The way Trey fiddled with the edge of his napkin proved this conversation was way above his head. “You said you had a scare.”

“Car accident.” My mind flashed with each horrific memory. “I was on my way to picking Alivia up from preschool, as I did every day, and a drunk driver ran a stop sign.”

Trey paled a bit. “When?”

“She was three. Days went by before I was coherent enough to understand what had happened. She spent days in foster care, and it was the most terrifying experience of my life… more than the accident itself.” A chill traveled through me as I remembered waking up, alone and afraid, screaming for my daughter, panicked she was alone. Deemed to be a danger to myself, I’d had to be sedated.
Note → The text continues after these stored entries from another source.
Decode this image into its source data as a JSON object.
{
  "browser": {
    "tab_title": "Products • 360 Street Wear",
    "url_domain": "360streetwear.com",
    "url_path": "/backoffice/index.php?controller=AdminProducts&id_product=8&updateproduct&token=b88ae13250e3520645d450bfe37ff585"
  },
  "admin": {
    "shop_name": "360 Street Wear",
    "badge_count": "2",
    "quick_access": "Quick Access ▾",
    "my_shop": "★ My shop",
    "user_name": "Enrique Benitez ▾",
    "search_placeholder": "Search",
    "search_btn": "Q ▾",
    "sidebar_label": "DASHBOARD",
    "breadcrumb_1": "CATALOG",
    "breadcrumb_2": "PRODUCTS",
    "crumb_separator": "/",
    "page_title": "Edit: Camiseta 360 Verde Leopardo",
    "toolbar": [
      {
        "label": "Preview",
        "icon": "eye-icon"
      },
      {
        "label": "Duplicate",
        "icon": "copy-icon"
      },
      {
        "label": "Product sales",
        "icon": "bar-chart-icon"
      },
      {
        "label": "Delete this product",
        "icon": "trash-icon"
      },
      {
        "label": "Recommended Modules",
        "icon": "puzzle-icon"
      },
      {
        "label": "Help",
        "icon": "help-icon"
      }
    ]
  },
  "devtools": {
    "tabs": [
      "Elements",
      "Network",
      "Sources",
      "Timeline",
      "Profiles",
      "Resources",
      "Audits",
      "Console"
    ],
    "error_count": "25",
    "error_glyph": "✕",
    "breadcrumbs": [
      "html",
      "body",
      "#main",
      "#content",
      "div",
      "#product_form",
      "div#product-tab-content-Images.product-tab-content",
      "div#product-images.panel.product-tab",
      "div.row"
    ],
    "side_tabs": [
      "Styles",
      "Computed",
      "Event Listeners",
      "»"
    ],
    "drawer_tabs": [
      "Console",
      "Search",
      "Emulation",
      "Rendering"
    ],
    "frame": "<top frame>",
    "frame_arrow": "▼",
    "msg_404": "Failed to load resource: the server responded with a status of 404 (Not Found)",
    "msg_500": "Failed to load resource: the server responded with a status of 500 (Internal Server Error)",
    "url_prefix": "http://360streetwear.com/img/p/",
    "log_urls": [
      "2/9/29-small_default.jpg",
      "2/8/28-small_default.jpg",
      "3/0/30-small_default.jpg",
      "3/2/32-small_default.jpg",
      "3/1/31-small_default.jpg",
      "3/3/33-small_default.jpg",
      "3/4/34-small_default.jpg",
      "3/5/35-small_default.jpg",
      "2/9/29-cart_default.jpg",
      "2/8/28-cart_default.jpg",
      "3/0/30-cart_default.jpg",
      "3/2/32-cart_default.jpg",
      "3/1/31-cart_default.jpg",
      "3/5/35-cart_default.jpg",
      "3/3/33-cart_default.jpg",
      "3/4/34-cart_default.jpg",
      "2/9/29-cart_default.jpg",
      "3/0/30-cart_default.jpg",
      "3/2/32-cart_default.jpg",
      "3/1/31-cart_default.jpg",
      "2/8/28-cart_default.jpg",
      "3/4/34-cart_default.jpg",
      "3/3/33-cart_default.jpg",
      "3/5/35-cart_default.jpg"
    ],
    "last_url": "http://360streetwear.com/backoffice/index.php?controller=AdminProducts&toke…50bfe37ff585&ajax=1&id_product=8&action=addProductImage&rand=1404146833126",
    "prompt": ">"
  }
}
“Fuck, I’m sorry, Camilla.”

“It’s over, and we survived it.” Barely. “During those eleven days, my daughter was under the care of a foster parent because I’d never formally documented an emergency contact. As I healed, the nurses and doctors all claimed I was lucky to be alive.” Truthfully, I felt like I was already in hell, while each hour, each minute that passed was the worst form of torture, until I was reunited with Alivia.

Once I recovered, I had decided to erase the constant threat that news of the man who’d fathered Alivia would eventually get out. I planned to find him back then, banking on the fact that he was a hot, single rock star who would run from having a daughter. A nice clean break. But then he found love. And then he had the accident that killed his wife. After that he spiraled out of control with drugs and alcohol. The reasons not to approach him went on and on.

My stomach tightened as I waited for him to ask for details. But instead he cleared his throat and asked, “What’s she like?”